© Chet Hosmer 2018
Chet HosmerDefending IoT Infrastructures with the Raspberry Pihttps://doi.org/10.1007/978-1-4842-3700-7_1

1. IoT Vulnerabilities

Chet Hosmer1 
(1)
Longs, South Carolina, USA
 

The Internet of Things (IoT) is a network of processing devices with unique identities that can connect to and transfer data over a network without requiring direct human interaction (see Figure 1-1). In many cases this makes the devices themselves autonomous or semiautonomous. They can be controlled, managed, and programmed to follow specific rules of engagement.

The breadth of devices that currently exist as of this writing include the following:
  • Health and Fitness Monitoring

  • Manufacturing Systems

  • Energy Metering

  • Hospital and Patient Care

  • Smart Appliances and Lighting

  • Enhanced Surveillance Systems

  • Entertainment

  • Home Automation and Security

  • Multifunction Wearable Technologies

  • Automotive

  • Tracking Systems

  • Personal Communications

  • Along with new categories emerging every day

../images/448940_1_En_1_Chapter/448940_1_En_1_Fig1_HTML.jpg
Figure 1-1

IoT interconnected

Note

The focus of this book and the accompanying source code is to observe, learn, model, and detect aberrant behavior of IoT devices using the Raspberry Pi as a sensor.

Why Is IoT Vulnerable?

When considering vulnerabilities of IoT devices and networks, we must first define the overall attack surface. If you believe Gartner’s prediction (Gartner Research, 2017) that 25.1 billion IoT endpoints will exist by the year 20211, then this would certainly define a large attack surface. Many of these devices are also interconnected and operating across boundaries of consumers, business, industry, and government, without geographic restrictions.

Deployment options for IoT differ widely depending upon their application, industry, and defined use. However, we can generally classify IoT deployments in one of three ways: device to device, device to cloud, or device to gateway, as shown in Figures 1-2, 1-3, and 1-4.
../images/448940_1_En_1_Chapter/448940_1_En_1_Fig2_HTML.jpg
Figure 1-2

Device-to-device communication model

Device-to-Device Communication

This simple model depicts devices that directly discover, connect, and communicate using the locally available networks.

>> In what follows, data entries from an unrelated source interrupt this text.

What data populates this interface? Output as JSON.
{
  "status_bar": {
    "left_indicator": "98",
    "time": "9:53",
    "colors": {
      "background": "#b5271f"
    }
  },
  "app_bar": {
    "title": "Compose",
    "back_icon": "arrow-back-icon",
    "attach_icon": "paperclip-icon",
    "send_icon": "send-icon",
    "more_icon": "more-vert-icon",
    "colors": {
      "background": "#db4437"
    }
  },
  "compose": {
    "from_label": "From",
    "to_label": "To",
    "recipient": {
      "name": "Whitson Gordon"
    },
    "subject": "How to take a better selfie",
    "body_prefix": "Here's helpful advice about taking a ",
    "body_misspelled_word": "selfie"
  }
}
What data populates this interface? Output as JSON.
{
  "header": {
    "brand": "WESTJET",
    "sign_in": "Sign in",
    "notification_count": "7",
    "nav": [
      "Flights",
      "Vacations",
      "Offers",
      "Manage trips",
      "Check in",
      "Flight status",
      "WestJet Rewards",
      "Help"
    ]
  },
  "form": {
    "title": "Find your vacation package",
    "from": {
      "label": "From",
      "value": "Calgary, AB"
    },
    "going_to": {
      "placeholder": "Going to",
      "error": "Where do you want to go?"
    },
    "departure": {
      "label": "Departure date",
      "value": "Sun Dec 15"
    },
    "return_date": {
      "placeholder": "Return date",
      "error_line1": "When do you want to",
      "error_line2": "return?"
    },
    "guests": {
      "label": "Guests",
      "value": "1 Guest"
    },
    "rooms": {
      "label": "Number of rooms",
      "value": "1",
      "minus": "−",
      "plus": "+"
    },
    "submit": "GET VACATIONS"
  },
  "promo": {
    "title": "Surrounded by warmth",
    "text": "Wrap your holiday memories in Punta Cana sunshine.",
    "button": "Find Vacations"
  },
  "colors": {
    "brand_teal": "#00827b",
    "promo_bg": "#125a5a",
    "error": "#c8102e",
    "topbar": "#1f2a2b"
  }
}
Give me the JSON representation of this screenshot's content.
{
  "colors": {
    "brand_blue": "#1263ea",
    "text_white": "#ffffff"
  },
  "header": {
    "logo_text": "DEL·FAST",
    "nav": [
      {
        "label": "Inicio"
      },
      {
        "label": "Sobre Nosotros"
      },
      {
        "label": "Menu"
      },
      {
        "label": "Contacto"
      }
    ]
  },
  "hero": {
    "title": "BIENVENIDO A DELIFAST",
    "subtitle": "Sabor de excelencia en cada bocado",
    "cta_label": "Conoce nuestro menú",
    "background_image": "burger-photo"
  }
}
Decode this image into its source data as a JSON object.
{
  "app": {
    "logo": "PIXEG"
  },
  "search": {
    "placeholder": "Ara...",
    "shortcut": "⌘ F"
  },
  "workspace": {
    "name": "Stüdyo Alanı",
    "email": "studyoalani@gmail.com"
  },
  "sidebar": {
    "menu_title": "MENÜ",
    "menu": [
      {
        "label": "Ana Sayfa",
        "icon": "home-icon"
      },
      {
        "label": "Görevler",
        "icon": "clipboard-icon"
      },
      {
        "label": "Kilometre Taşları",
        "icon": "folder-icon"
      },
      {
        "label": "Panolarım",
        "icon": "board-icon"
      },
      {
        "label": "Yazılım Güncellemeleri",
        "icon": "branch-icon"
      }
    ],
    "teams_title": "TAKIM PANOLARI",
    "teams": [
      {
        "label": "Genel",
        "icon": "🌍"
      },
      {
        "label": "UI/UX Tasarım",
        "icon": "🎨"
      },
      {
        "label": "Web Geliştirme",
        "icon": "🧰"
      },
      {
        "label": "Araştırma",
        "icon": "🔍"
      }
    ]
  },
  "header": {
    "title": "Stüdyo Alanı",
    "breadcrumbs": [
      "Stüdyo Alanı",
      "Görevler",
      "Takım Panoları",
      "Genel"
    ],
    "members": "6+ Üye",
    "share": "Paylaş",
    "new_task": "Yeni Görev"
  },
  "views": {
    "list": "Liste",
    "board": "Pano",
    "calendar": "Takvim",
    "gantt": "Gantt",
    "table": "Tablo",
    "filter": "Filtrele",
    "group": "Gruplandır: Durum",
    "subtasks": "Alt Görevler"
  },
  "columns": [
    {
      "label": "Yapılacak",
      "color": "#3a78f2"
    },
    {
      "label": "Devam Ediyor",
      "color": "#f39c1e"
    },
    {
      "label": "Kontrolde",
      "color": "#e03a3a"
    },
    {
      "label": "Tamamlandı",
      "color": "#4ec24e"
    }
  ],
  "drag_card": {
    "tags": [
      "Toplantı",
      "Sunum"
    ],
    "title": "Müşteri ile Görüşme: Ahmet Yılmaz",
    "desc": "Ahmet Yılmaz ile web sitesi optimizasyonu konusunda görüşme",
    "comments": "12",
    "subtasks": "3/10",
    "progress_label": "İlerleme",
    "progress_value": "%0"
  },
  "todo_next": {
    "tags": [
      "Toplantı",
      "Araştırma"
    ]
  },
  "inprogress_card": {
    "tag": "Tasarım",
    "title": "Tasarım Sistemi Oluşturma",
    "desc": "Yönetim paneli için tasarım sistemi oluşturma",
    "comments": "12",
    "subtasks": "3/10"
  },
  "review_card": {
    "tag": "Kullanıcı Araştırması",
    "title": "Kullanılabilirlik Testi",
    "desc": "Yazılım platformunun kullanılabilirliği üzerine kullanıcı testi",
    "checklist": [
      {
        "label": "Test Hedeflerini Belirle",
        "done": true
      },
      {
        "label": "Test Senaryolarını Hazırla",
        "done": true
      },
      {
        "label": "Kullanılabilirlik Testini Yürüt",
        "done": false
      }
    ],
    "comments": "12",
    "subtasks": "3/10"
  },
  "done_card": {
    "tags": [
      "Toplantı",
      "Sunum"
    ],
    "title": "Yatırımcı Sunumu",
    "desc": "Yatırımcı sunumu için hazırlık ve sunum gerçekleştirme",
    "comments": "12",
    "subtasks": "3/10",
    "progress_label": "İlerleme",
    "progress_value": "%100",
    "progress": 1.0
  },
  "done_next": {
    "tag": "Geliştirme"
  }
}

The communication can be through traditional TCP (Transaction Control Protocol)/UDP (User Datagram Protocol)/IP (Internet Protocol) networks; however, in many cases, they communicate over low-power or wireless networks such as Bluetooth, Z-Wave, ZigBee, and Universal Plug and Play (uPnP).
../images/448940_1_En_1_Chapter/448940_1_En_1_Fig3_HTML.jpg
Figure 1-3

Device-to-cloud communication

Device-to-Cloud Communications

IoT devices using this method connect directly to an Internet-based cloud service to exchange data and control messages. This method typically utilizes traditional protocols such as TCP, UDP, HTTP(S), and TLS (Transport Layer Security) for security-based exchanges.
../images/448940_1_En_1_Chapter/448940_1_En_1_Fig4_HTML.jpg
Figure 1-4

Device-to-gateway framework

Device-to-Gateway Sensor Network Communications

Utilizing this method, sensors discover and communicate with other sensors and coordinate information through gateways. The gateway, in turn, communicates information with other sensor networks and typically with the cloud.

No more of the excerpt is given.